彼氏が犬になりまして
「平常心でいたら、なんとかなるんじゃない?」
「簡単に言うなよ……」
「簡単じゃないけど、その耳どうにかしなきゃ、明日学校どうするのよ?」
「わ、わかってるよ、頑張るよ……」
「頑張ってもらわなきゃ困るわ。今日一日つき合うから、平常心の特訓よ!」
「はーい……」
もごもごと、なんだか食べるのが遅くなった気がしないでもない。
嫌がろうと、なんであろうと、頑張ってもらうものは頑張ってもらうわ!
「ほらっ!さっさと食べる!」
「わ、わかったって!口に押し込むなよ!」
「早く食べて早く特訓するの!」
「わ~かったってば!ったく……なんで犬化なんてするかなぁ……」
「そんなの、こっちが聞きたいわよ。まったく」
朝食を食べ終えて、食器を片付けた後は、ひたすら犬化をコントロールする特訓に励んだ。
ーーんだけどーー
一向にコントロール出来ていない。すぐに引っ込められるようにはなったのだが、同じぐらいすぐに犬化してしまう。
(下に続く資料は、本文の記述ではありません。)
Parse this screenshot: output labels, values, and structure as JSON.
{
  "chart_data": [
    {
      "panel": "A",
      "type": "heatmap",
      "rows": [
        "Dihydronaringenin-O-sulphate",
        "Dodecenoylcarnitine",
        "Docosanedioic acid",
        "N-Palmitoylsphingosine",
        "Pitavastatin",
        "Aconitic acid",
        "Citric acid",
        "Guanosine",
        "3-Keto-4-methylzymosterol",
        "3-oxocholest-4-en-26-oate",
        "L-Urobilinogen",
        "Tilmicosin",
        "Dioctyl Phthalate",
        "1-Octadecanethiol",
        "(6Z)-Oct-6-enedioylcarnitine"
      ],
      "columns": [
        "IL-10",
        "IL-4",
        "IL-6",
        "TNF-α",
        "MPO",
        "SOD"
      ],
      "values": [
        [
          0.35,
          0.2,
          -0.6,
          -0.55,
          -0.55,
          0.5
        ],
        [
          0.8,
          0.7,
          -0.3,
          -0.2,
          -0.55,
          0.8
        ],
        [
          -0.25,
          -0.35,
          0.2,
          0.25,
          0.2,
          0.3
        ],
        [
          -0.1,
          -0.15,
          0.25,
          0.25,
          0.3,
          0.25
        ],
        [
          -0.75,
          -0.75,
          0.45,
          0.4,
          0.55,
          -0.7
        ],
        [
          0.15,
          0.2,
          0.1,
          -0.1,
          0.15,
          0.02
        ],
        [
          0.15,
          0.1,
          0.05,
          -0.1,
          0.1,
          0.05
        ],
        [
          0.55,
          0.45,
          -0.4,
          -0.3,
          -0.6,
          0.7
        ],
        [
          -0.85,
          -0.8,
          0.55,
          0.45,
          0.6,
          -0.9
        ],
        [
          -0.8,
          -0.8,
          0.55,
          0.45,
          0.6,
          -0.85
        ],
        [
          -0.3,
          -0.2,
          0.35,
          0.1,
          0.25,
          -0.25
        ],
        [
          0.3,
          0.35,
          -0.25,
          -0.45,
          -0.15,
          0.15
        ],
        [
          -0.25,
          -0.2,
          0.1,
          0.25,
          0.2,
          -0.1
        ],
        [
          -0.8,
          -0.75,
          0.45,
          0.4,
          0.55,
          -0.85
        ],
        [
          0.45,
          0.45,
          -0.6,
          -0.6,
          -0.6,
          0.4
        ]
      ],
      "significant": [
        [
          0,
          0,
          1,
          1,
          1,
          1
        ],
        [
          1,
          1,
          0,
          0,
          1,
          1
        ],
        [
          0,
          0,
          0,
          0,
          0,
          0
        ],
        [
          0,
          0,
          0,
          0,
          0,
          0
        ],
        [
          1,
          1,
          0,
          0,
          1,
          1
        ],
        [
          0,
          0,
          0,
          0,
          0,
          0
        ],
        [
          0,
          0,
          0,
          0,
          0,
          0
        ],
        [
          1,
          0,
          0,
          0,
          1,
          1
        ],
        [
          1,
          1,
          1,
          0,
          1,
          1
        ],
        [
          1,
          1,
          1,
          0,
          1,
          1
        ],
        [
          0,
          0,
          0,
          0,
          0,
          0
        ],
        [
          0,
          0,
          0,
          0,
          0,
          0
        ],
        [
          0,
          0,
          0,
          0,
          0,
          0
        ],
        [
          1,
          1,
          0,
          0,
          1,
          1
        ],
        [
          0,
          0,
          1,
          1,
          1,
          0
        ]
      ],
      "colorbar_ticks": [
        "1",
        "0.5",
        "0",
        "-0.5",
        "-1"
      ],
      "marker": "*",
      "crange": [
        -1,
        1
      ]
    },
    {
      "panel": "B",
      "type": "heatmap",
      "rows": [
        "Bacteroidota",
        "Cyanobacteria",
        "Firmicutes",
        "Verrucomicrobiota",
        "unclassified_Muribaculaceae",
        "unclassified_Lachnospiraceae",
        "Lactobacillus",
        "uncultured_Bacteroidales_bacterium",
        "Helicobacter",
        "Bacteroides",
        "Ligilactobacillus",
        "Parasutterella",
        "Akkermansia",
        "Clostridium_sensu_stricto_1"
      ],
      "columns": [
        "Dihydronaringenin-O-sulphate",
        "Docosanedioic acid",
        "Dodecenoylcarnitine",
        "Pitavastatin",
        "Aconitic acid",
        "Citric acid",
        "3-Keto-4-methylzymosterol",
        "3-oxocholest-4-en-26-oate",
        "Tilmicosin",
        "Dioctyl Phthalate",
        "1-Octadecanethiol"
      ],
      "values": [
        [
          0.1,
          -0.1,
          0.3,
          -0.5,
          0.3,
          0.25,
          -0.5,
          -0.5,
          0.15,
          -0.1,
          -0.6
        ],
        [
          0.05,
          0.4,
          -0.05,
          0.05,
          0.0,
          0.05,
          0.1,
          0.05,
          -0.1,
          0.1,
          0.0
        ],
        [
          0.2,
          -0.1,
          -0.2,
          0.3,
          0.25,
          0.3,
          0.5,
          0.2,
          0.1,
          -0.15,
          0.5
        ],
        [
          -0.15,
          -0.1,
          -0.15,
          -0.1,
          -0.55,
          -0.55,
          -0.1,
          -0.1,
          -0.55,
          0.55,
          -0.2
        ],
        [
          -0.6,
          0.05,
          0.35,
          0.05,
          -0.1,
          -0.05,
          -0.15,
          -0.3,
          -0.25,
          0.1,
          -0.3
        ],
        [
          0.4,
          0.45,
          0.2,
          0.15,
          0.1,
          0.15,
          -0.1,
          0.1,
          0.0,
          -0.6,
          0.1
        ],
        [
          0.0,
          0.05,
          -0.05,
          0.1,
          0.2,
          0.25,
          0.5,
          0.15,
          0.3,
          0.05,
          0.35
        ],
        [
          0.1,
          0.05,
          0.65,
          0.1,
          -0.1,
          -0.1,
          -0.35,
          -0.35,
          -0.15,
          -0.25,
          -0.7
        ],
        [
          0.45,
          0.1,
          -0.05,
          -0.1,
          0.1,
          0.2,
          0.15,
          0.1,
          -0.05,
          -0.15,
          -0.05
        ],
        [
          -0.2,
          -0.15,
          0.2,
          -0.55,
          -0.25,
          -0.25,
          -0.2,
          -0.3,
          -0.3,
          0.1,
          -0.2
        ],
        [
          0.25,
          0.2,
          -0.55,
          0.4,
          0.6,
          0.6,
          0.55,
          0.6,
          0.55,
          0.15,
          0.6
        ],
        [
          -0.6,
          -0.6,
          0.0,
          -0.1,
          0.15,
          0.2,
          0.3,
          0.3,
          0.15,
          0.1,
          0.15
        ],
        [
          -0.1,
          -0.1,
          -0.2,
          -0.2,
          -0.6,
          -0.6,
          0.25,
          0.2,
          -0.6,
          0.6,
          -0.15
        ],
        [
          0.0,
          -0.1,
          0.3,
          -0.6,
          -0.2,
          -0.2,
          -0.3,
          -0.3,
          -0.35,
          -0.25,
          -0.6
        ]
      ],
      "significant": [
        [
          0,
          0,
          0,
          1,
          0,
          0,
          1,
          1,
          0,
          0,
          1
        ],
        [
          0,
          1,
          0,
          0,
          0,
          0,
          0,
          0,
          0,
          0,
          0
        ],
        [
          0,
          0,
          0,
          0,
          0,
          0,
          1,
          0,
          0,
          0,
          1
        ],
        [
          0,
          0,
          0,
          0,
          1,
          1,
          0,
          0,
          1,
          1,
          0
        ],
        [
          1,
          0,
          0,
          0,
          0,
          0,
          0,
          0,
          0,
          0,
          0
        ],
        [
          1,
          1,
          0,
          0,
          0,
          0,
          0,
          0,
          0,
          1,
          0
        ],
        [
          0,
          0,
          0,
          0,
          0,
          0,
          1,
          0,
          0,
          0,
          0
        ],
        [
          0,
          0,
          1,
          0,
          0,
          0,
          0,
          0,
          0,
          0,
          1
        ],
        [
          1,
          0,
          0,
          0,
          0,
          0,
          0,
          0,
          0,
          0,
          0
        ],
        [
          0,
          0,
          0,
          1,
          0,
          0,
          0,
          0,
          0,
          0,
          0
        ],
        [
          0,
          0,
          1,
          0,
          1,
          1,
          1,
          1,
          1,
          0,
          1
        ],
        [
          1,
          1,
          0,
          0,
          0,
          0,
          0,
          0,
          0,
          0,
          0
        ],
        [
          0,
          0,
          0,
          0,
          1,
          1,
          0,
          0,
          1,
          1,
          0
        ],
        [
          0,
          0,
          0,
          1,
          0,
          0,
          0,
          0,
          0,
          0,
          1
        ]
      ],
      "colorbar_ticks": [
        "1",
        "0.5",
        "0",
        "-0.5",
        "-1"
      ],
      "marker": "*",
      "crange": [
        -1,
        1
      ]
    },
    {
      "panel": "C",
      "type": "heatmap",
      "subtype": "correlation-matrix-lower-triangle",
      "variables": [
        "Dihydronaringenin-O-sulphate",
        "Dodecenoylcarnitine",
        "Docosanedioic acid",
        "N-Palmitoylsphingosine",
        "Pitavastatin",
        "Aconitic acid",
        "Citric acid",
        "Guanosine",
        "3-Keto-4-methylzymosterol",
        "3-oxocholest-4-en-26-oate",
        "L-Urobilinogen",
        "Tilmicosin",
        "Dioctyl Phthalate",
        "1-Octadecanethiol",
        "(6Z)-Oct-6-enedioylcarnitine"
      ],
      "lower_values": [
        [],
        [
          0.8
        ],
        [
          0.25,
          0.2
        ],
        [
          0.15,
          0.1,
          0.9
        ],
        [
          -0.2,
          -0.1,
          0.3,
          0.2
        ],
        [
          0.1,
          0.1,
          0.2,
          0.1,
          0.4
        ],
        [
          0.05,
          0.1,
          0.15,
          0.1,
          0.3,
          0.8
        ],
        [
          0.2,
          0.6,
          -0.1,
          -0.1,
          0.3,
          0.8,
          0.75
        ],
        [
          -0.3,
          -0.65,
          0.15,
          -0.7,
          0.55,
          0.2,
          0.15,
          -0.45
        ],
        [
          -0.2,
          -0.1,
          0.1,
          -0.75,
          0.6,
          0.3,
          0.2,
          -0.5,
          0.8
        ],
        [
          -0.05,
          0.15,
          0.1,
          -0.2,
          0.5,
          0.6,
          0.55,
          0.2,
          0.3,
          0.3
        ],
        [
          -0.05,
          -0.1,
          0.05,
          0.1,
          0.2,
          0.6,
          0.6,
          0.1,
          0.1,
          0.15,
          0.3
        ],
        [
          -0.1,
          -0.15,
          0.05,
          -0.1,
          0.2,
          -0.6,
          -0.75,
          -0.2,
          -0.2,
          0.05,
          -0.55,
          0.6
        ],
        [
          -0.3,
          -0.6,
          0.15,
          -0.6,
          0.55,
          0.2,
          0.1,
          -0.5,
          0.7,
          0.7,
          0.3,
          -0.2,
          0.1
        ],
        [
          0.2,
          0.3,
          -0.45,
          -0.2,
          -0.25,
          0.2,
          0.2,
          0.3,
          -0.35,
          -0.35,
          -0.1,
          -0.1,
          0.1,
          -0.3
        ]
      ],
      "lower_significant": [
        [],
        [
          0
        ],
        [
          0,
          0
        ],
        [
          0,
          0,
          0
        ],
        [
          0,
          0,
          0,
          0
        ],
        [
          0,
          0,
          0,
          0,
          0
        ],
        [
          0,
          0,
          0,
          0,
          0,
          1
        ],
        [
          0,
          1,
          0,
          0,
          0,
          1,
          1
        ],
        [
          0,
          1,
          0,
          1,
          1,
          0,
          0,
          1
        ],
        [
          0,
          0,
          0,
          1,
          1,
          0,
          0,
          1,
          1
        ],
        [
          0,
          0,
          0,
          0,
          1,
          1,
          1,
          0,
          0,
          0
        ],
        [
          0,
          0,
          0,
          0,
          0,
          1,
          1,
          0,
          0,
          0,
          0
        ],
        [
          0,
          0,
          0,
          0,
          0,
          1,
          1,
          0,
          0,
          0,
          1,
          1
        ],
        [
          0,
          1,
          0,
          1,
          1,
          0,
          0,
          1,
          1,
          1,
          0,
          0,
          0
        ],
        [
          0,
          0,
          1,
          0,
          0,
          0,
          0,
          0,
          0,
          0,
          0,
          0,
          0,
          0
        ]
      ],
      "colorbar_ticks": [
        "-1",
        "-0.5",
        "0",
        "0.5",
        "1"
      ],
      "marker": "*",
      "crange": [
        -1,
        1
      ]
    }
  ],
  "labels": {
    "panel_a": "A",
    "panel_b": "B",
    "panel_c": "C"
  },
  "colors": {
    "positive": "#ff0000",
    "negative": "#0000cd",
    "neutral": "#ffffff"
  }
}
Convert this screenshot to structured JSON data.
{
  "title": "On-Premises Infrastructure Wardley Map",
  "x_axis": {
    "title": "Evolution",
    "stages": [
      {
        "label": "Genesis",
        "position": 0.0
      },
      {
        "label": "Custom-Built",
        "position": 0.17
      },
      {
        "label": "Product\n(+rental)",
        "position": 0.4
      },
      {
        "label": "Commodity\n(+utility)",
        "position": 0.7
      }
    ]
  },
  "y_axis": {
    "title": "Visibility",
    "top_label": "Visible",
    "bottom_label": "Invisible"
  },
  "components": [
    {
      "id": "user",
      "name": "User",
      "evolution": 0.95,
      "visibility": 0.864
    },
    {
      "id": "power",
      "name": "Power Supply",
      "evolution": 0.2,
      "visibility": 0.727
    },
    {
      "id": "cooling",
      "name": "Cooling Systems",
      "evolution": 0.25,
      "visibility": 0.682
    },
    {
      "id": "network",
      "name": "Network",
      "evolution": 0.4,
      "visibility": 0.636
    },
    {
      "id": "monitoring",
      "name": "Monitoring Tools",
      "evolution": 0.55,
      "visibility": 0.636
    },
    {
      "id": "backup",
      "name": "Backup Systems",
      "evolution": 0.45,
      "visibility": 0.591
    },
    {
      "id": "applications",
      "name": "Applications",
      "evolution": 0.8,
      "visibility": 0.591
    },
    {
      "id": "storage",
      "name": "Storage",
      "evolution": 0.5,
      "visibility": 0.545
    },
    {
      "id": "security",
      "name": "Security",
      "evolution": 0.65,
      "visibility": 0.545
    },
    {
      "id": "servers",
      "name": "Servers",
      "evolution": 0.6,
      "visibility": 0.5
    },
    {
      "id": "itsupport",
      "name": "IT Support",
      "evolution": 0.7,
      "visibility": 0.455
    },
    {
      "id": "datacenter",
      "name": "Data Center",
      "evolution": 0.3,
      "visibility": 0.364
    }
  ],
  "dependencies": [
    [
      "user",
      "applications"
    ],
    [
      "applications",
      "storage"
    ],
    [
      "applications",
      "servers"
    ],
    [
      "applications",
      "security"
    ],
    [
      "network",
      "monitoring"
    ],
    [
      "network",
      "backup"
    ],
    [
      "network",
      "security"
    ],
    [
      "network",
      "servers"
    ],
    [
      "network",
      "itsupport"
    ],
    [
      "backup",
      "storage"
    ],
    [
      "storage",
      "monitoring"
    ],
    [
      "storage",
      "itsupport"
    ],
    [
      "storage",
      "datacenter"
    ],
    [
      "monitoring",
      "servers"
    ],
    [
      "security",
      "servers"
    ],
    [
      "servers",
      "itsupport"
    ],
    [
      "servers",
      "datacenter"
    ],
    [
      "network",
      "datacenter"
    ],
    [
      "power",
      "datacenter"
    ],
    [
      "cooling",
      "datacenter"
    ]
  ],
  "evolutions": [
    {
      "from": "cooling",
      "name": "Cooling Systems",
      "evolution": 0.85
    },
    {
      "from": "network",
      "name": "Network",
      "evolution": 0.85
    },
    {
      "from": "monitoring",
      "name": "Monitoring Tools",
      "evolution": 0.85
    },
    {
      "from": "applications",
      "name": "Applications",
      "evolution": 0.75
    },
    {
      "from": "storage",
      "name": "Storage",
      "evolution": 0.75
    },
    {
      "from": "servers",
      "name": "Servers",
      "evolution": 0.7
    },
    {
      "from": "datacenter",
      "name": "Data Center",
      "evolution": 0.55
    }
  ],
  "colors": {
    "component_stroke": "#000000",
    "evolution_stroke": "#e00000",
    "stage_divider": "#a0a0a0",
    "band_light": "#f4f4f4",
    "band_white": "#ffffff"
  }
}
本当に、ちょっとした感情の変化で犬耳と尻尾が生えてしまうのだ。
「もう、犬化してる方が楽なんだけど……」
「そんなこと言ったって、それじゃ外に出られないじゃない」
「そうだけどさ……んー……」
ふわっと、すぐに犬耳は髪に紛れて見えなくなった。尻尾も消える。
「生えるなよ~生えるなよ~」
鏡の自分と睨み合いながら、ぶつぶつと唱えて頭を撫でている。
ここだけ見ると、育毛か何かをやっているように見えなくもない。
ーーハゲは、ちょっとヤダなぁ……
なんて考えながら、そうっと優輝の後ろに歩み寄る。鏡に映ってしまわないように注意だ。
ーーそうっと……そうっと……ーー
「わっ!」
「うわっ!?」
ぽんっと背中を叩いて驚かせると、面白いぐらい飛び上がった。
ひょこっと犬耳と尻尾が生えてくる。
「あーもー……ダメじゃない!ちゃんと生えないようにコントロールしなきゃ!」
「むむむ、無茶言うなよ!おどかしといて!」
「これも優輝の為よ」
「心臓がもたねぇよ……」
「ほらっ!もう一回引っ込める!」
「ちょ、ちょっと休憩……」
「も~しょうがないなぁ」
へなへなと座り込む優輝に、ほいっとチョコレート菓子を放る。